Si no aceptan nuestros términos,

pueden esperar una cascada de muerte,

algo nunca antes visto sobre la tierra.

 

Agua, agua.

Al poco tiempo

dejó de llover.

  

San (tres)

Cadena de deseos:

para llegar a mil grullas

se empieza con solo una.

 

Los informes de la prensa fueron abrumadoramente discretos:

durante tres días no tuvimos ningún reporte oficial

y la esperanza se diluía entre los cascajos de piedra 

que antes eran nuestros hogares.

 

Hasta que estalló la rosa de Nagasaki.

A las 11:02 de la mañana, del 9 de agosto,

120 mil personas fueron vaporizadas en silencio. 

 

A Hiroshima llegaron científicos para hurgar entre los esqueletos

con electroscopios.

La Cruz Roja atendía con ocho médicos a diez mil víctimas.

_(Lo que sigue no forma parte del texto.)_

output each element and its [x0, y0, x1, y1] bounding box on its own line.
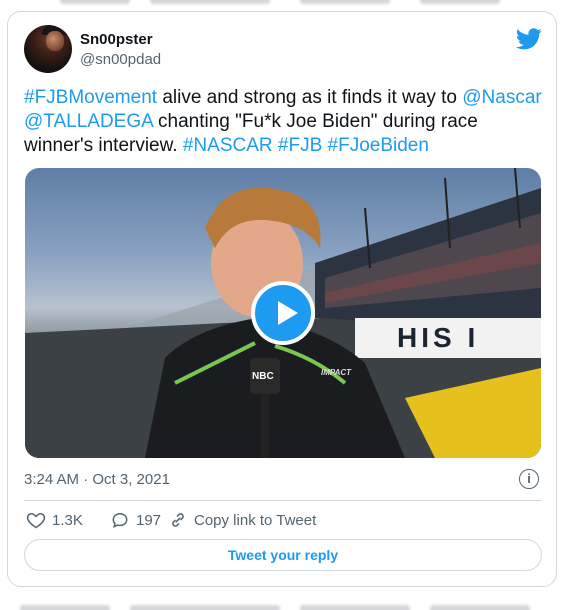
reply-button[interactable]: 197	[110, 510, 161, 530]
reply-bubble-icon	[112, 512, 128, 528]
hashtag-link[interactable]: #FJBMovement	[24, 87, 157, 108]
like-count: 1.3K	[52, 511, 83, 529]
like-button[interactable]: 1.3K	[26, 510, 83, 530]
display-name[interactable]: Sn00pster	[80, 31, 153, 48]
reply-count: 197	[136, 511, 162, 529]
heart-icon	[26, 512, 46, 529]
mic-label: NBC	[252, 371, 274, 382]
tweet-card: Sn00pster @sn00pdad #FJBMovement alive a…	[7, 11, 557, 587]
link-icon	[172, 513, 184, 527]
cropped-text-top	[0, 0, 564, 8]
video-thumbnail[interactable]: HIS I NBC IMPACT	[25, 168, 541, 458]
mention-link[interactable]: @Nascar	[462, 87, 541, 108]
copy-link-label: Copy link to Tweet	[194, 511, 317, 529]
tweet-text: #FJBMovement alive and strong as it find…	[24, 86, 544, 158]
hashtag-link[interactable]: #FJB	[278, 135, 322, 156]
copy-link-button[interactable]: Copy link to Tweet	[168, 510, 316, 530]
tweet-timestamp[interactable]: 3:24 AM · Oct 3, 2021	[24, 471, 170, 488]
info-icon[interactable]: i	[519, 469, 539, 489]
divider	[24, 500, 542, 501]
user-handle[interactable]: @sn00pdad	[80, 51, 161, 68]
tweet-text-segment: alive and strong as it finds it way to	[157, 87, 463, 108]
mention-link[interactable]: @TALLADEGA	[24, 111, 153, 132]
sponsor-text: IMPACT	[321, 368, 352, 377]
hashtag-link[interactable]: #NASCAR	[183, 135, 273, 156]
avatar[interactable]	[24, 25, 72, 73]
cropped-text-bottom	[0, 601, 564, 610]
twitter-bird-icon[interactable]	[516, 28, 542, 50]
banner-text: HIS I	[397, 322, 480, 353]
hashtag-link[interactable]: #FJoeBiden	[328, 135, 429, 156]
play-icon[interactable]	[251, 281, 315, 345]
tweet-your-reply-button[interactable]: Tweet your reply	[24, 539, 542, 571]
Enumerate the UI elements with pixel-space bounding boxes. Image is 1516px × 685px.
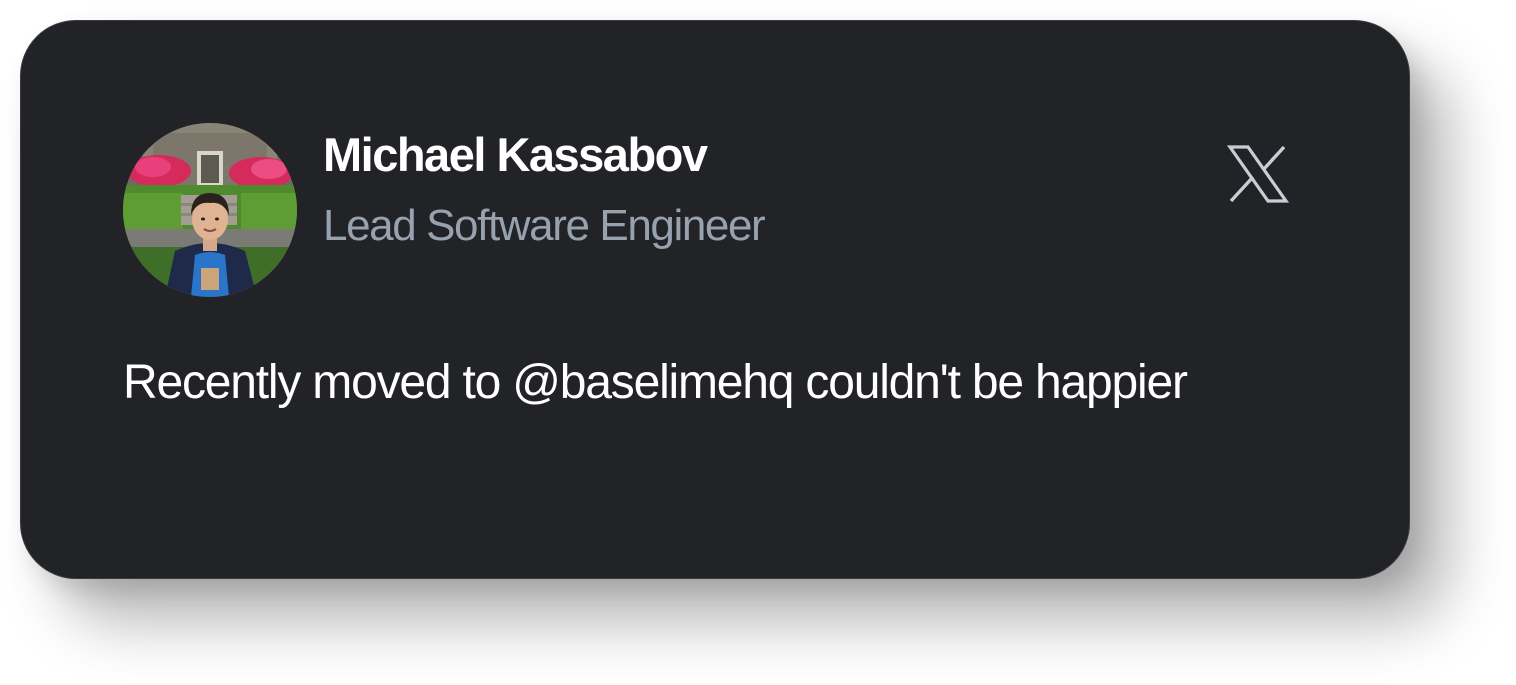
avatar-photo	[123, 123, 297, 297]
author-role: Lead Software Engineer	[323, 201, 766, 250]
author-name: Michael Kassabov	[323, 128, 708, 181]
page: Michael Kassabov Lead Software Engineer …	[0, 0, 1516, 685]
x-logo-icon[interactable]	[1227, 145, 1289, 203]
avatar	[123, 123, 297, 297]
testimonial-card: Michael Kassabov Lead Software Engineer …	[20, 20, 1410, 579]
tweet-text: Recently moved to @baselimehq couldn't b…	[123, 356, 1188, 409]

Nunca antes hubo tanta ceniza para los altares.

Entonces el Emperador Hirohito

sollozó por los altoparlantes:

Si continuamos, la guerra no sólo supondrá la aniquilación          

de nuestro país

sino, también, de la civilización humana.

Todo ha terminado.

 

Ese mismo día otro B-29 desangró el cielo:

¡Flores de cerezo!, —cerramos los ojos.

 

Mil grullas de papel formularon un deseo. 

 

 A partir del excelente trabajo del reportero Jhon Hersey, publicado en New Yorker, Hiroshima, en 1946.

 

 

Diego Alonso Sánchez (Lima, 1981).

Bachiller en Literatura peruana e hispanoamericana por la Universidad Nacional Mayor de San Marcos. En 2009 publicó el poemario Por el pequeño sendero interior de Matsuo Basho, y en el 2013 ganó el Concurso Nacional de Poesía de la Asociación Peruano Japonesa, premio José Watanabe Varas, con el libro Se inicia un camino sin saberlo (2014) Ha publicado, también, el poemario Pasos silenciosos entre flores de fuji, en el 2016.

Entusiasta difusor de la literatura japonesa, también es un estudioso de las diferentes manifestaciones culturales nikkei en el Perú. Forma parte de la Asociación Latinoamericana de Estudios de Asia y África (ALADAA - Perú).